Music: Stravinsky's Boswell
The late Igor Stravinsky's life was the best documented of any composer's since Beethoven. Why? Largely because of a bespectacled, quizzical-looking musician named Robert Craft, 48. For the last 23 years of Stravinsky's life, Craft served the old master as rehearsal conductor, aide, intellectual catalyst, amanuensis and surrogate son. Moreover, Craft worked with Stravinsky on innumerable magazine articles and six semi-autobiographical booksa series that is supplemented this week by the publication of Craft's Stravinsky: Chronicle of a Friendship 1948/1971 (Knopf; $12.50).
Throughout this distinctive musical and literary collaboration, Craft projected to a wide audience the by now familiar portrait of Stravinsky in his later yearssprightly as a grasshopper, wickedly witty, avid for new words, new ideas and new music right up to his death at 88. By general agreement, Craft did Stravinsky and the world a favor of Boswellian proportions.
Or did he? Another former associate of the composer challenges the validity of the Craft portrait. She is Lillian Libman, 59, Stravinsky's personal manager and sometime member of his menage. In And Music at the Close: Stravinsky's Last Years, a memoir that will be published this fall by W.W. Norton, Libman contends that Stravinsky was actually more abstemious with words and less waspish and argumentative than the Craft collaborations suggest. Indeed, she maintains, many of the words are not Stravinsky's at all but Craft's.
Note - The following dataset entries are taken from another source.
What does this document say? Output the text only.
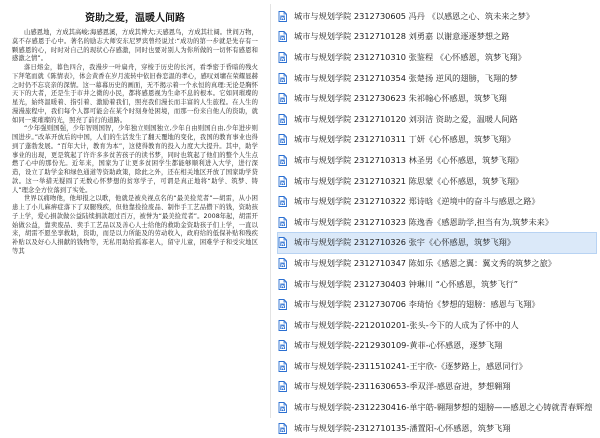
资助之爱，温暖人间路

山感恩地，方成其高峻;海感恩溪，方成其博大;天感恩鸟，方成其壮阔。世间万物，莫不存感恩于心中。著名的励志大师安东尼罗宾曾经说过:“成功的第一步就是先存有一颗感恩的心，时时对自己的现状心存感激，同时也要对别人为你所做的一切怀有感恩和感激之情”。

落日熔金，暮色四合，我漫步一叶扁舟，穿梭于历史的长河，看季密于昏暗的残火下拜笔而就《陈情表》，体会黄香在岁月流转中依旧眷恋温的孝心，感叹刘墉在荣耀显赫之时仍不忘哀亲的深情。这一幕幕历史的画面，无不揭示着一个永恒的真理:无论是胸怀天下的大者，还是生于市井之微的小民，都将感恩视为生命不息的根本。它如同璀璨的星光，始终温暖着、指引着、激励着我们，照亮我们漫长而丰富的人生旅程。在人生的漫漫旅程中，我们每个人都可能会在某个时刻身处困境，而那一份来自他人的资助，就如同一束璀璨的光，照亮了前行的道路。

“少年强则国强，少年智则国智，少年独立则国独立,少年自由则国自由,少年进步则国进步。”改革开放后的中国，人们的生活发生了翻天覆地的变化，我国的教育事业也得到了蓬勃发展。“百年大计，教育为本”，这使得教育的投入力度大大提升。其中，助学事业的出现，更是筑起了许许多多贫苦孩子的读书梦，同时也筑起了他们的整个人生点燃了心中的那份光。近年来，国家为了让更多贫困学生都能够顺利进入大学，进行深造，设立了助学金和绿色通道等资助政策，除此之外，还在相关地区开放了国家助学贷款。这一举措无疑圆了无数心怀梦想的贫寒学子，可谓是真正地将“助学、筑梦、铸人”理念全方位落到了实处。

世界以痛吻他，他却报之以歌，他就是被央视点名的“最美捡荒者”—胡雷，从小困患上了小儿麻痹症落下了双腿残疾，但他靠捡捡废品、制作手工艺品攒下的钱，资助孩子上学，爱心捐款做公益陆续捐款超过百万，被誉为“最美捡荒者”。2008年起，胡雷开始做公益，靠卖废品、卖手工艺品以及善心人士给他的救助金资助孩子们上学，一直以来，胡雷不愿坐享救助，资助，而是以力所能及的劳动收入，政府给的低保补贴和残疾补贴以及好心人捐献的钱物等，无私用助给孤寡老人，留守儿童，困难学子和受灾地区等其

城市与规划学院 2312730605 冯丹 《以感恩之心、筑未来之梦》
城市与规划学院 2312710128 刘勇嘉 以谢意逐逐梦想之路
城市与规划学院 2312710310 张鉴程 《心怀感恩，筑梦飞翔》
城市与规划学院 2312710354 张楚扬 逆风的翅膀，飞翔的梦
城市与规划学院 2312730623 朱祁翰心怀感恩，筑梦飞翔
城市与规划学院 2312710120 刘羽洁 资助之爱，温暖人间路
城市与规划学院 2312710311 丁妍《心怀感恩，筑梦飞翔》
城市与规划学院 2312710313 林圣男《心怀感恩，筑梦飞翔》
城市与规划学院 2312710321 陈思蒙《心怀感恩，筑梦飞翔》
城市与规划学院 2312710322 郑诗晗《逆境中的奋斗与感恩之路》
城市与规划学院 2312710323 陈逸香《感恩助学,担当有为,筑梦未来》
城市与规划学院 2312710326 张宇《心怀感恩，筑梦飞翔》
城市与规划学院 2312710347 陈如乐《感恩之翼：翼文秀的筑梦之旅》
城市与规划学院 2312730403 钟琳川 “心怀感恩，筑梦飞行”
城市与规划学院 2312730706 李琦怡《梦想的翅膀：感恩与飞翔》
城市与规划学院-2212010201-张头-今下的人成为了怀中的人
城市与规划学院-2212930109-黄菲-心怀感恩，逐梦飞翔
城市与规划学院-2311510241-王宇欣-《逐梦路上，感恩同行》
城市与规划学院-2311630653-季双洋-感恩奋进，梦想翱翔
城市与规划学院-2312230416-单宇皓-翱翔梦想的翅膀——感恩之心铸就青春辉煌
城市与规划学院-2312710135-潘置阳-心怀感恩，筑梦飞翔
Libman calls into question Stravinsky's supposedly keen interest in new music, his thirst for prolonging feuds with colleagues and critics, his hard-edged style as a polemicist, even the authenticity of two recordings supposedly made by the composer.
Libman's charges have set off one of the liveliest feuds the music world has seen in decades. Among her supporters is Composer-Conductor Pierre Boulez, an authority on Stravinsky and his music, who accuses Craft of "a great falsification of the image of Stravinsky." The New York Times, the initial forum for Libman's charges, has also divulged what might be called the crayfish caper. In 1966, a story appeared in the Times under Craft's byline describing a visit by Stravinsky to Strasbourg, France. According to Craft: "After unpacking [Stravinsky] sped to the roof restaurant ostensibly for a view of the old city, which clings to the cathedral like chicks around the mother hen, but he was soon seated and consuming crayfish at an alarming rate."
Actually, Stravinsky fell ill in Paris and never arrived in Strasbourg. Craft deleted the anecdote from some late editions of the Times, then resuscitated it in 1969 as the prologue to the Stravinsky/Craft Retrospectives and Conclusions, with the composer still eating crayfish "at an alarming rate," but this time in Paris. "For some of us," wrote the Times's music critic Donal Henahan, "Robert Craft has dissipated his credibility as historian and biographer, though he may still command our admiration as the Georgette Heyer or Thomas B. Costain of musical history."